Sure, Georgia is becoming a joke among states. Southern states have never been “tops” at doing what’s right for their people, but at least there were glimmers of enlightenment in North Carolina, Florida, and Georgia. We could always say, “We’re not Mississippi.” Sadly, in recent years, Georgia has been racing to the rear. Schools have been eviscerated in their funding. Transportation planning is a joke. Politics is an ethical cesspool from the Gold Dome to Atlanta City Hall — and, yes, even Mississippi now has higher ethical standards than the goobers in Georgia.

So, it’s entirely appropriate that Cox Radio (WSB 750-AM) hate talker Neal Boortz was nominated — briefly — to the Georgia Supreme Court. His latest attempt at self-aggrandizement sputtered. He’ll likely not tell the truth why, but it could be that he lives in Florida most of the year — there’s no income tax there, and Boortz is loathe to pay his fair share. Or, maybe how buffoonish he would look when all of his outrageous eruptions were played to those considering the judicial nominations.

But even if Boortz won’t be Justice Boortz, he still defiles the public’s airwaves. Georgia is a state with many “low information” residents. That’s polite dog-whistling for some real stupid people — especially those who credulously believe what they hear on Fox News and talk radio.

Those media personalities aren’t journalists or even honest public intellectuals — rather, they’re the “Three Stooges” multiplied by many score. A stooge is a shill for someone else, and the people pulling the strings are the corporate masters. It’s money that commands the Goebbels Brigade to unrelentingly and deceitfully claim that global warming is a myth or that Saddam Hussein was behind 9/11 or that President Barack Obama might not be an American. It’s money that keeps the constant vomiting of racism and hatred on the air. Keep in mind that Cox Radio’s potentate is Jim Cox Kennedy, one of the most right-wing and misanthropic people in the nation (Montanans once called Kennedy the most “hated person” in the state).

In other words, Boortz is merely the monkey doing rhetorical pratfalls. That would be merely distasteful — if he hadn’t briefly tried to snare a seat among the Georgia Supremes.

What would have we have known about Boortz as a judicial wannabe? For a start, he clearly disdains the law. In a 2009 AJC column about surveillance cameras, Boortz opined: “I think they should equip some of these cameras with sniper rifles. Don’t you just love the idea of a little red laser dot appearing on the chest of some goon.”

And to be clear that Boortz wants black folks to be subject to summary executions, he said last year: “We need more dead thugs in this city. ... Let their mommas say, ‘He was a good boy. He just fell in with the good crowd.’ And then lock her ass up.” Boortz has routinely compared the president to the 9/11 terrorists and, just a few weeks ago, to Syrian President/mass murderer Bashar Assad.

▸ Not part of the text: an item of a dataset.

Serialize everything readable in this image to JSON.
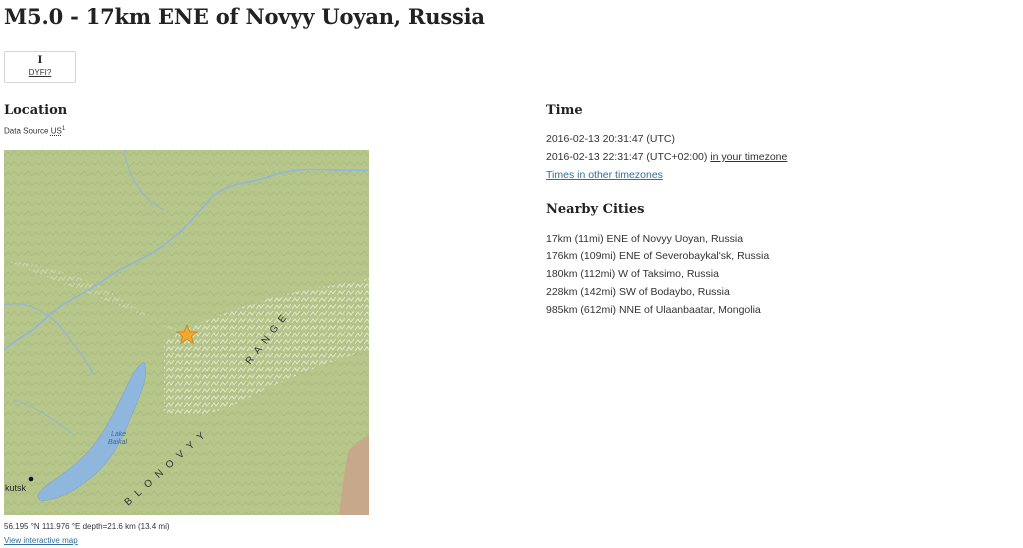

Racism is Boortz’s staple. He might embrace Herman Cain. But as most on the right chuckle, Cain was merely an entertainer that could be disregarded — and Cain himself willingly played the black stereotype minstrel.” Cain didn’t make the right less racist; he just gave the racists a facade to hide their white sheets and hoods.

A few years ago I made a cottage industry out of calling Boortz on his serial prevarications. After awhile, I got tired of it. It was too damn easy. But here is the best anecdote about Boortz and why any ethical media company would give him the boot — and why now he shouldn’t get within a mile of any court unless as a defendant.

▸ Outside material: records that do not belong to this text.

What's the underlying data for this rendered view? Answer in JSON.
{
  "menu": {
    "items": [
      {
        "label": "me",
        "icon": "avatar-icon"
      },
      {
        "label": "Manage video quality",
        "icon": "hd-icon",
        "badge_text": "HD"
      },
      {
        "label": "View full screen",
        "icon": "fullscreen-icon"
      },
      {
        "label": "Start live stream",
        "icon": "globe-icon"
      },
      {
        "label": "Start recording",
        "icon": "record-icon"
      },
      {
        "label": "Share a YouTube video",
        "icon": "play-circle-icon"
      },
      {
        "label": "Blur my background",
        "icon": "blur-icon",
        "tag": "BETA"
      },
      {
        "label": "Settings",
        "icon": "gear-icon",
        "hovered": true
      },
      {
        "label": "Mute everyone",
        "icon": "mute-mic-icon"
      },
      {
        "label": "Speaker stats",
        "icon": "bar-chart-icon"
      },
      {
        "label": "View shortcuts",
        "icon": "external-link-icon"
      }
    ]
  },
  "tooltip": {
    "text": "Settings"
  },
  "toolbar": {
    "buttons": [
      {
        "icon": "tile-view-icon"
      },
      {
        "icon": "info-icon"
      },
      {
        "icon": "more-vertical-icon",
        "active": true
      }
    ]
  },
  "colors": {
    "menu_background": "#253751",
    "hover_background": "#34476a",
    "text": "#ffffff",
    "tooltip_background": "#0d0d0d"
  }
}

Boortz for years claimed that he didn’t go to Vietnam because of poor eyesight. Sometimes he claimed it was asthma. That made me curious because 1) in the 1960s, you had to be virtually blind to avoid the Army, and 2) Boortz has a private pilot’s license — so he should have decent eyesight. I called his alma mater, Texas A&M University (he was kicked out, although he generally obfuscates that fact), and the U.S. Selective Service. Boortz never had a medical deferment. Nope, no way, no how. Rather, when he first started college he claimed an “ROTC deferment” because he enrolled in some military course. As the university officials explained, even those courses likely wouldn’t have been sufficient for the deferment. More than that, Boortz dropped out of the military classes, yet he never told Selective Service, which was illegal.

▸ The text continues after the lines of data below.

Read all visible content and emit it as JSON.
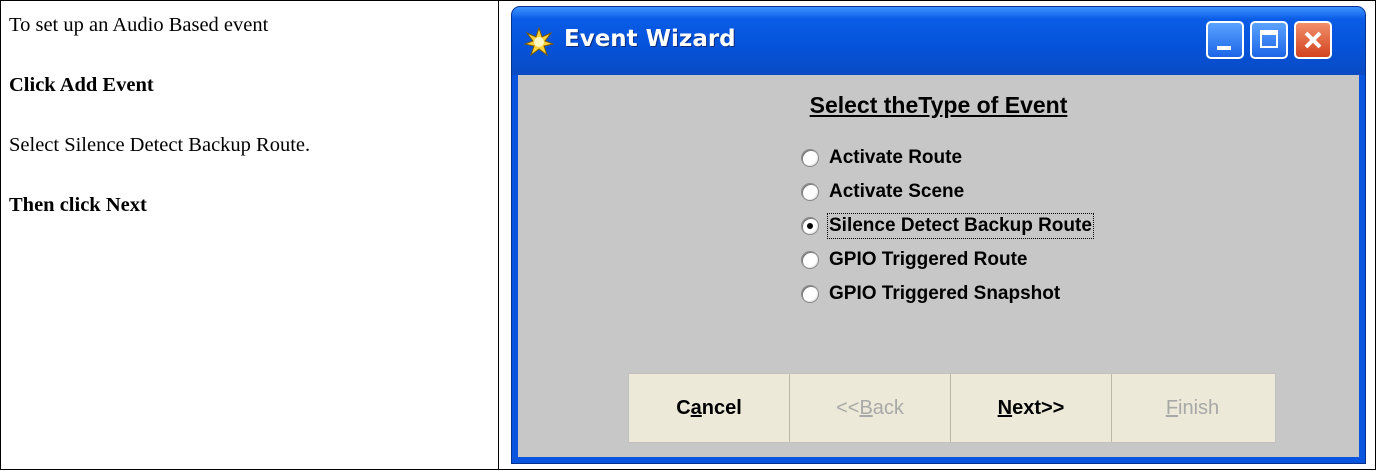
{
  "doc": {
    "intro": "To set up an Audio Based event",
    "step1": "Click Add Event",
    "step2": "Select Silence Detect Backup Route.",
    "step3": "Then click Next"
  },
  "window": {
    "title": "Event Wizard",
    "heading": "Select theType of Event",
    "options": [
      {
        "label": "Activate Route",
        "checked": false
      },
      {
        "label": "Activate Scene",
        "checked": false
      },
      {
        "label": "Silence Detect Backup Route",
        "checked": true
      },
      {
        "label": "GPIO Triggered Route",
        "checked": false
      },
      {
        "label": "GPIO Triggered Snapshot",
        "checked": false
      }
    ],
    "buttons": {
      "cancel": {
        "pre": "C",
        "mnemonic": "a",
        "post": "ncel",
        "enabled": true
      },
      "back": {
        "pre": "<<",
        "mnemonic": "B",
        "post": "ack",
        "enabled": false
      },
      "next": {
        "pre": "",
        "mnemonic": "N",
        "post": "ext>>",
        "enabled": true
      },
      "finish": {
        "pre": "",
        "mnemonic": "F",
        "post": "inish",
        "enabled": false
      }
    }
  },
  "colors": {
    "titlebar": "#0552d9",
    "client_bg": "#c7c7c7",
    "button_bar": "#ece9d8",
    "close_button": "#d2421e"
  },
  "icons": [
    "app-burst-icon",
    "minimize-icon",
    "maximize-icon",
    "close-icon"
  ]
}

I recounted that story because Boortz was one of the legion of “chickenhawks” — a cowardly group that included Dick Cheney, Rush Limbaugh, and innumerable others who had ducked military service during Vietnam but nonetheless were clamoring to send troops to Iraq. Someone of Boortz’s hypocrisy doesn’t deserve a soapbox or judicial robes.

On the other hand, let’s be fair: Boortz is good at what he does — if you can call mendacity and hatred an art form.